IATH NEWS

Holsinger Project Receives Virginia Humanities Grant

September 25, 2018

Virginia Humanities has awarded $5,000 to an interdisciplinary team of UVA and Charlottesville researchers to organize a community outreach event centered on Rufus W. Holsinger’s portraits of Charlottesville-area African Americans. The project, “Family Pictures: Holsinger’s Portraits of African American Charlottesville,” is led by IATH Director Worthy Martin, and Associate Professor of History John Edwin Mason. The project team includes Andrea Douglas, Executive Director of the Jefferson School African American Heritage Center and co-chair of the UVA President’s Commission on the University in the Age of Segregation; Louis Nelson, Professor of Architectural History and Vice Provost for Academic Outreach; research lead Julia Munro; and curatorial editors Kirt von Daacke, Assistant Dean and Professor, College of Arts & Sciences, and co-chair of the UVA President’s Commission on the University in the Age of Segregation; Maurice Wallace, Associate Professor of English and African-American and African Studies; and Niya Bates, Public Historian of Slavery and African American Life at the Thomas Jefferson Foundation.
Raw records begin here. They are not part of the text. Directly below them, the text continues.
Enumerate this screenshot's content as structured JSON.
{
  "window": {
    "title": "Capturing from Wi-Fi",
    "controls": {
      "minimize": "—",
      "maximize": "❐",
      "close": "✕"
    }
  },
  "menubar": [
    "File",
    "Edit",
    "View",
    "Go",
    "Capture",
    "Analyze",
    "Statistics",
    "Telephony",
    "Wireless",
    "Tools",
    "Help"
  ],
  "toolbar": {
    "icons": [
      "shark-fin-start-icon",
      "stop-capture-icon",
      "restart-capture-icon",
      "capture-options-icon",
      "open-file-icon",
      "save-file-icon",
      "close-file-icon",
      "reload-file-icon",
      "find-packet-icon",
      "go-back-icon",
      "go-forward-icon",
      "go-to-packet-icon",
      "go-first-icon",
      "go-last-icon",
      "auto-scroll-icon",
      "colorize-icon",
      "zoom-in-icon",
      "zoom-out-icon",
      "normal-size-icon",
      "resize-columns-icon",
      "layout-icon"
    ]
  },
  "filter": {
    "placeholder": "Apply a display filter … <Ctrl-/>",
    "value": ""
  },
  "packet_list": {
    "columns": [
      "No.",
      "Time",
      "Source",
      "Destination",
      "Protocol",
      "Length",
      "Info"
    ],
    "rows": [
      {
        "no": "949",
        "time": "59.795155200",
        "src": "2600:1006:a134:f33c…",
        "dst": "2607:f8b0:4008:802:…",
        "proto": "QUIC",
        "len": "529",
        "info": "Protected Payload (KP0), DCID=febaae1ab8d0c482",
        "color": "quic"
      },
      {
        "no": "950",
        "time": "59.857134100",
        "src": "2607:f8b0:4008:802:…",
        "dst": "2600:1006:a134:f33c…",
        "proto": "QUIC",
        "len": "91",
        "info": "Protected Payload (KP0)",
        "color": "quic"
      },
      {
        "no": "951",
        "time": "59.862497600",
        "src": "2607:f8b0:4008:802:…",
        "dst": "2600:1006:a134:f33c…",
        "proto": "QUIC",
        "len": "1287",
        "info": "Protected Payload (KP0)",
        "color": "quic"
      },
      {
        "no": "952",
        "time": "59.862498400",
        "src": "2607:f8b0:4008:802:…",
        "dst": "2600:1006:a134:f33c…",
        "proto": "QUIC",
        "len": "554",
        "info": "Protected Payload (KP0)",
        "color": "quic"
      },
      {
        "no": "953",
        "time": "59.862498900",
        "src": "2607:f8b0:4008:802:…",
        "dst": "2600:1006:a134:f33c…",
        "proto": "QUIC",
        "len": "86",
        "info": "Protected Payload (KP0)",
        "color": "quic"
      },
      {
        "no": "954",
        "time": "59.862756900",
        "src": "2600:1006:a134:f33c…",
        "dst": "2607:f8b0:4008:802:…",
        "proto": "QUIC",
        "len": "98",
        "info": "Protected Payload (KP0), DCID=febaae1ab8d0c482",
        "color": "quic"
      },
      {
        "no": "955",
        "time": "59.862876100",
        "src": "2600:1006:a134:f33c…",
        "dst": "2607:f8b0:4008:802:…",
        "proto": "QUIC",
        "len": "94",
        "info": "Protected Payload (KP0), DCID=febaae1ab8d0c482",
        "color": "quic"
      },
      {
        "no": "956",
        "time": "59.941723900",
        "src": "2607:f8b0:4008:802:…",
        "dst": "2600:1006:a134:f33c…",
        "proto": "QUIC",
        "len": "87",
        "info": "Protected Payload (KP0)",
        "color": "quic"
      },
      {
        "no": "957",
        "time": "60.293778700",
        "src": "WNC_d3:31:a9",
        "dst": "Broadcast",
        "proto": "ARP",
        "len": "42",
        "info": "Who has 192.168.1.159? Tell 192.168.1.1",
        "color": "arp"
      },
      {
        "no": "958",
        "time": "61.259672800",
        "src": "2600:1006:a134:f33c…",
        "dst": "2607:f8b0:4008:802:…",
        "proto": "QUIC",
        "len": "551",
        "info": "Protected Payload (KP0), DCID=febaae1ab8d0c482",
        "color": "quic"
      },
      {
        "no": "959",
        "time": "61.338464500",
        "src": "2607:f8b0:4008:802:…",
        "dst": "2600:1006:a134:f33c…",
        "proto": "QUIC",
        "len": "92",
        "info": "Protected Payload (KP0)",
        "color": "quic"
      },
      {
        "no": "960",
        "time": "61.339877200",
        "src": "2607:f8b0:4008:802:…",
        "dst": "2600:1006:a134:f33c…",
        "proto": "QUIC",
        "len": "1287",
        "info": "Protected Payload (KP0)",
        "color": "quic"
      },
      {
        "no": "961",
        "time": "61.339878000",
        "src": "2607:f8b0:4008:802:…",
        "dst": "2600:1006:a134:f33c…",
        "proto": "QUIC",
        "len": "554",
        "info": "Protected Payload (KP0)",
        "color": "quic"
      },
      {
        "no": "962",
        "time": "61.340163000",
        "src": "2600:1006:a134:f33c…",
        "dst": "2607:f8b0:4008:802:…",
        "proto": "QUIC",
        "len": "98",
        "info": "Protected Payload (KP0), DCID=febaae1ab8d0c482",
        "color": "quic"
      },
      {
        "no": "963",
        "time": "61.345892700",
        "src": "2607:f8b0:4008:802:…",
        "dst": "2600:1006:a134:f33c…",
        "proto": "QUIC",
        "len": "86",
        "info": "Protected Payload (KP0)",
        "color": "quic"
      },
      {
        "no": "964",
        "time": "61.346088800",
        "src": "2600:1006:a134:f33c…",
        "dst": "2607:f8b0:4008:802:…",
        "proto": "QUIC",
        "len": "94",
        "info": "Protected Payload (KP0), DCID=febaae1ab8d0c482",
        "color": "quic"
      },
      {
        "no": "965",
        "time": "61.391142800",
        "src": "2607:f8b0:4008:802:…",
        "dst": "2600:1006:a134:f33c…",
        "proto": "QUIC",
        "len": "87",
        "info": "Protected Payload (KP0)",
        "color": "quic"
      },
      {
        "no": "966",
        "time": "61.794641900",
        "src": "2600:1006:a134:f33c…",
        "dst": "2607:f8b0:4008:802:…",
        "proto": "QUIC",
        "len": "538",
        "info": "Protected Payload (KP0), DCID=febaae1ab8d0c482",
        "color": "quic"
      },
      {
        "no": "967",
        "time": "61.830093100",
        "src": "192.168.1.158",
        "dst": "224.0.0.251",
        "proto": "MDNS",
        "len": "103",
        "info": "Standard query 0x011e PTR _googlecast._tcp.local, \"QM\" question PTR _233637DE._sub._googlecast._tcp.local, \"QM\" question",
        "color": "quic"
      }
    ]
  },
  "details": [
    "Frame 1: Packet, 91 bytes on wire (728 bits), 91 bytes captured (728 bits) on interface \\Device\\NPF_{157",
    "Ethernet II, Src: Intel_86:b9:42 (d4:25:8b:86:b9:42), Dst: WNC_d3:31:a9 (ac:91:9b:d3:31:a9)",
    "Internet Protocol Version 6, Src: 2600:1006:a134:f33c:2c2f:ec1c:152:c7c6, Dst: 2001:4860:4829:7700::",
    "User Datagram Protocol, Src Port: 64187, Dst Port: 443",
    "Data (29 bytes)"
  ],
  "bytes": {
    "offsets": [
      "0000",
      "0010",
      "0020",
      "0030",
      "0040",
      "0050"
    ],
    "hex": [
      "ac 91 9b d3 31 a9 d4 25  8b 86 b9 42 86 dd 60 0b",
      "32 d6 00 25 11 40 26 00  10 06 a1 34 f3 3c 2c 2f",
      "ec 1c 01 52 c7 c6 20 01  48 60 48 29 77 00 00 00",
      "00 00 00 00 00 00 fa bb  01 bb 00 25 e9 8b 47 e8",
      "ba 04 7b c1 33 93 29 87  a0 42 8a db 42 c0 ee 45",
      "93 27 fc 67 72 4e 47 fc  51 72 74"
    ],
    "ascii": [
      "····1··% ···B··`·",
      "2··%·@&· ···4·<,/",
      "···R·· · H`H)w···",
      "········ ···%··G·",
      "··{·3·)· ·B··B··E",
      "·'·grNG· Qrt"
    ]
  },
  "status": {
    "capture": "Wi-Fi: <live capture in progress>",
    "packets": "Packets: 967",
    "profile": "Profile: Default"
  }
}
The VH award is for a “Family Pictures” event at the Jefferson School African American Heritage Center, as part of an ongoing curatorial project to document and contextualize Holsinger’s portraits of African Americans in the late nineteenth and early twentieth centuries in Charlottesville. Project organizers are looking to local community members to help identify the subjects of these portraits and share any information about the subjects’ life stories. The event will be held on March 9, 2019, and will be announced by calls for community members to bring in their own family pictures from the same period. To encourage participation by the community, a portrait studio modeled on Holsinger’s will offer free printed family portraits, and project staff will provide guidance on preserving family photographs and tracing family histories.

The Holsinger University Studio was the area’s most prominent photography studio. Holsinger himself was a prominent citizen, and served on the City Council, was president of the Charlottesville Chamber of Commerce, and helped organize the National Bank of Charlottesville. His portraits included both locals and visiting dignitaries, and are important artifacts of the people who lived and worked in the area. This included portraits of black residents from all walks of life. “Depictions of black people in media of the time were all too often little more than a series of demeaning racial stereotypes. The portraits that African Americans commissioned from Holsinger, on the other hand, showed them as they saw themselves and were acts of self-determination,” Prof. Mason said. “They embody dignity, autonomy, and beauty.”

This work will expand the coverage of the UVA Library’s collection of Holsinger images, particularly for the period prior to 1921. “This will be extremely important in providing contextual information about the portraits, Holsinger’s studio, the history of the city, and the role this type of portraiture played in countering racist imagery,” Munro, the project’s research lead and an expert on early history of photographic portraiture, said. The new information from the community will supplement and contextualize archival research for future physical and virtual exhibitions on Holsinger and the history of the Charlottesville area. “Being able to link a photograph to an actual person, family, and place strengthens and enriches the local African American community’s understanding of and engagement with its own history,” Prof. Mason said.